The Morality of Common Sense

(I wrote this as a persuasive essay in high school about six years ago.)

"Regarding your editorial on morality or religion, you can't have morality without Christianity. You can't necessarily have morality with religion. Where does morality come from? Does it come from being good? If so, where does being good come from? Being good or moral comes first from the Judean Laws of God, then the Ten Commandments. Now that the liberal radical left has been able to remove the name of God from schools and the Ten Commandments off the walls, and Bibles from the libraries and have replaced them with condoms, New Age, devil worship, guns and knives you see what is happening."

Recently, this letter to the editor appeared in the paper. I find it appalling, that there are people who still think like this. If this letter had been written before the twentieth century, I could understand it. But these views have no place in our modern world.

The author first asks two questions. "Where does morality come from? Does it come from being good?" Being good comes from adhering to a moral code that benefits the society as well as the individual. Goodness comes from morality, not the reverse as the letter-writer would have us believe.

The author's main idea is that, "you can't have morality without Christianity." It is absurd to believe, much less say, that there was no morality on this planet until the so-called Judean laws of God. Human beings have been on this planet for three million years, sentient humans for nearly that long. Are we to assume that before Christianity there was no morality? Were the Native Americans immoral because they were pantheists and saw divinity in everything surrounding them? Before Christianity spread across Europe, the pagans that peopled that continent had a very highly developed moral code. One can go back to the very beginnings of civilization, long before the people that would evolve into the Jewish nation had developed a monotheistic culture, and find evidence of moral codes that protected both the individual and the society. It was the Jews, and later the Christians, that obtained their moral code, or Ten Commandments, from the pagans that came before them.

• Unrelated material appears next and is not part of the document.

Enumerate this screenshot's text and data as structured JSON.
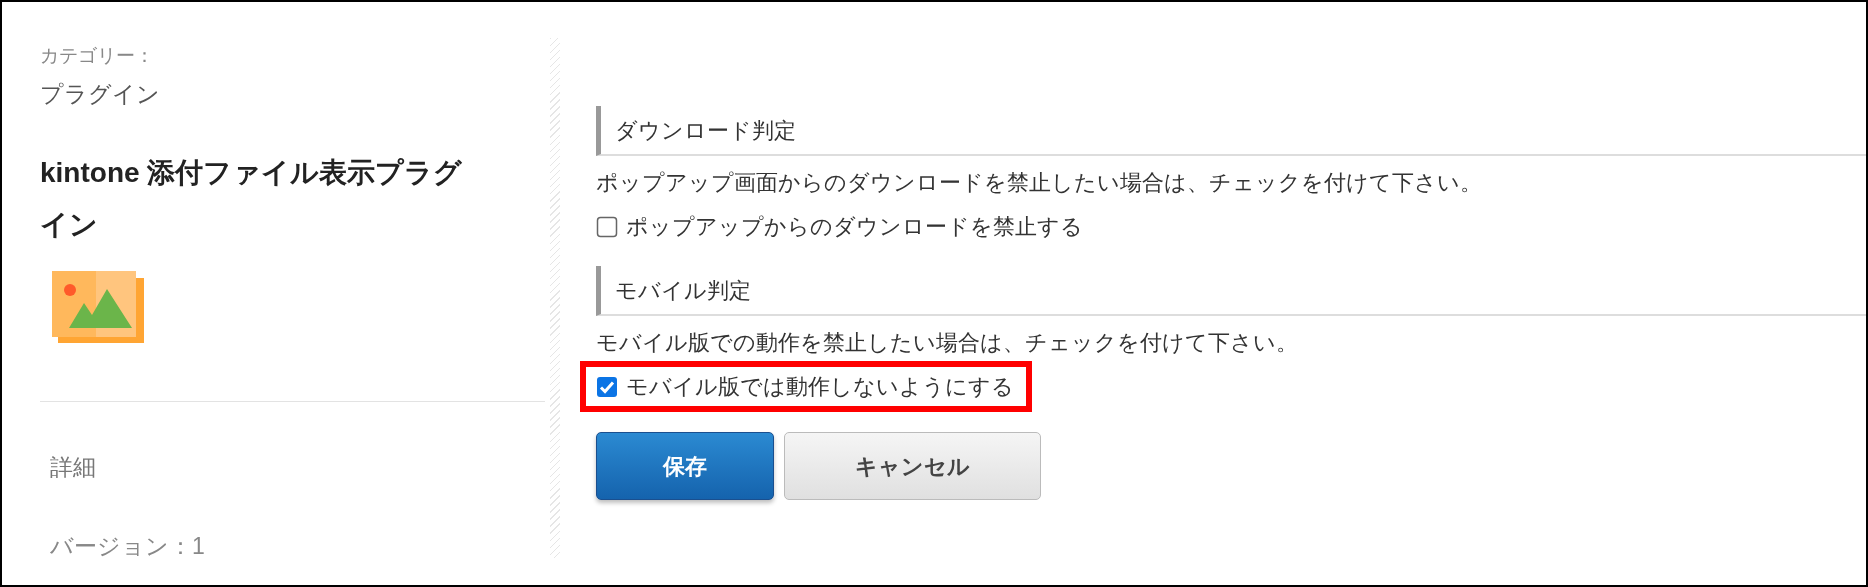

The writer next states that Christians followed the principles of the Ten Commandments after Christ's death as though this were some great moral breakthrough. But non-Christians the world over were practicing the same principles and had been for thousands of years. Indeed, you don't have to have religion to be moral. As an atheist, I am as moral and in some cases even more so than some Christians or anyone else of an established religion. I loosely base my morals, as do all atheists, on the Ten Commandments. But what exactly are the Ten Commandments? They are the morals of common sense that have been held thousands of years before Christ. They have been codified into a religion, a set of rules to live by, "sent by God" so people will be frightened into believing and living by them. In short, saying that I base my morals loosely on the Judean laws of god is only more understandable and streamlined.

When the author writes that the "liberal radical left has been able to remove the name of God from schools and the Ten Commandments off the walls, and Bibles from the libraries", does he realise that it is the Constitutional law? Isn't it written that the state is to be separated from the church? Isn't it also written that people are to have the freedom of religion? To be fair to all people, teachers must either spend the time to teach the concepts of every religion represented in the classroom, or take it out altogether.

Furthermore, children are supposed to learn their morals in the home, from their parents, where Christianity can be taught. It is the parents' fault if their children bring home condoms, practice New Age, worship the devil, and buy guns and knives.

Morality does not come from religion, it comes from common sense.